No todo lo que parece TEA lo es, y no todo TEA se ve igual
Existen condiciones que pueden compartir algunas características con el espectro o confundirse parcialmente con él. Entre ellas pueden estar el TDAH, la ansiedad social, las dificultades del lenguaje, el trauma, algunas alteraciones sensoriales, rasgos obsesivos o perfiles de altas capacidades con desajuste social.
También ocurre lo contrario: hay personas autistas que no encajan en la idea estereotipada del autismo y, por eso, pasan mucho tiempo sin ser comprendidas adecuadamente. Esta es una razón más para que la evaluación sea amplia, cuidadosa y no simplista.
La evaluación también debe reconocer fortalezas
Durante mucho tiempo, muchas valoraciones se centraron casi exclusivamente en dificultades. Hoy sabemos que eso es insuficiente.

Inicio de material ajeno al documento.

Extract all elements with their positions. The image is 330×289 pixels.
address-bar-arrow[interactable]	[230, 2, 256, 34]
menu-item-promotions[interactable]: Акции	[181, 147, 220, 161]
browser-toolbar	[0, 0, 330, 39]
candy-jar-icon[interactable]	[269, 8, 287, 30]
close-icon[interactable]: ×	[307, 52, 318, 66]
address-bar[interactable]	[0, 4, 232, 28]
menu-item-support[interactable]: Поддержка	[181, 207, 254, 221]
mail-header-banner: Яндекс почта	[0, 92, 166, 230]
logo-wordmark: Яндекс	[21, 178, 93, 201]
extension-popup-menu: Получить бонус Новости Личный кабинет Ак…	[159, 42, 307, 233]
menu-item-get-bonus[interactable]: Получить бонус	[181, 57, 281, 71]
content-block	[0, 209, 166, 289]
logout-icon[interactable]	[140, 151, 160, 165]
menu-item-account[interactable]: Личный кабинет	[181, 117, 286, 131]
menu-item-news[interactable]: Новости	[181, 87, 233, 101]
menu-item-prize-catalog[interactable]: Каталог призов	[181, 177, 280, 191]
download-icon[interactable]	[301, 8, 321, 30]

Una buena evaluación también debería identificar recursos y capacidades.
Por ejemplo:
- fortalezas cognitivas
- formas particulares de atención y concentración
- intereses profundos que pueden convertirse en recursos
- estilos de aprendizaje
- habilidades de observación, memoria o pensamiento detallado
- formas de autorregulación que ya existen
Ver solo las dificultades empobrece la comprensión clínica. Ver a la persona completa ayuda a orientar apoyos más útiles, realistas y respetuosos.
En infancia, adolescencia y adultez la evaluación puede verse distinta
La forma de evaluar debe adaptarse a la etapa de vida. No se explora igual el perfil de un niño pequeño que el de una persona adolescente o adulta.
En niños
La historia del desarrollo, la observación del juego y la información de cuidadores suelen tener un peso importante.
En adolescentes
Puede ser relevante explorar identidad, agotamiento social, ansiedad, sensación de diferencia y estrategias de camuflaje.
En personas adultas
Muchas veces la consulta surge tras años de sentirse fuera de lugar o después de haber recibido explicaciones parciales sobre su experiencia.
En todos los casos
La evaluación necesita contexto, sensibilidad clínica y una mirada que no se limite a lo más visible.
Qué buscar en un proceso de evaluación del TEA
Si una familia o una persona está considerando iniciar este proceso, puede ser útil preguntarse si la valoración ofrece:
- entrevista clínica y exploración del desarrollo
- observación cuidadosa
- análisis de diagnósticos diferenciales
- consideración del contexto familiar, escolar o cotidiano
- sensibilidad frente a perfiles diversos dentro del espectro
- devolución clara, respetuosa y comprensible
- recomendaciones individualizadas
En Clínica Casa Bienestar creemos en una evaluación cuidadosa, integral y respetuosa
En Clínica Casa Bienestar entendemos que hablar de TEA implica hablar de diversidad, singularidad y contexto. Por eso, una evaluación bien hecha debe ir más allá de una revisión rápida de síntomas.
Nuestro interés clínico está en comprender a la persona de forma amplia: su historia, sus características, su forma de comunicarse, su experiencia emocional, sus fortalezas, sus desafíos y el tipo de apoyo que podría resultarle más útil.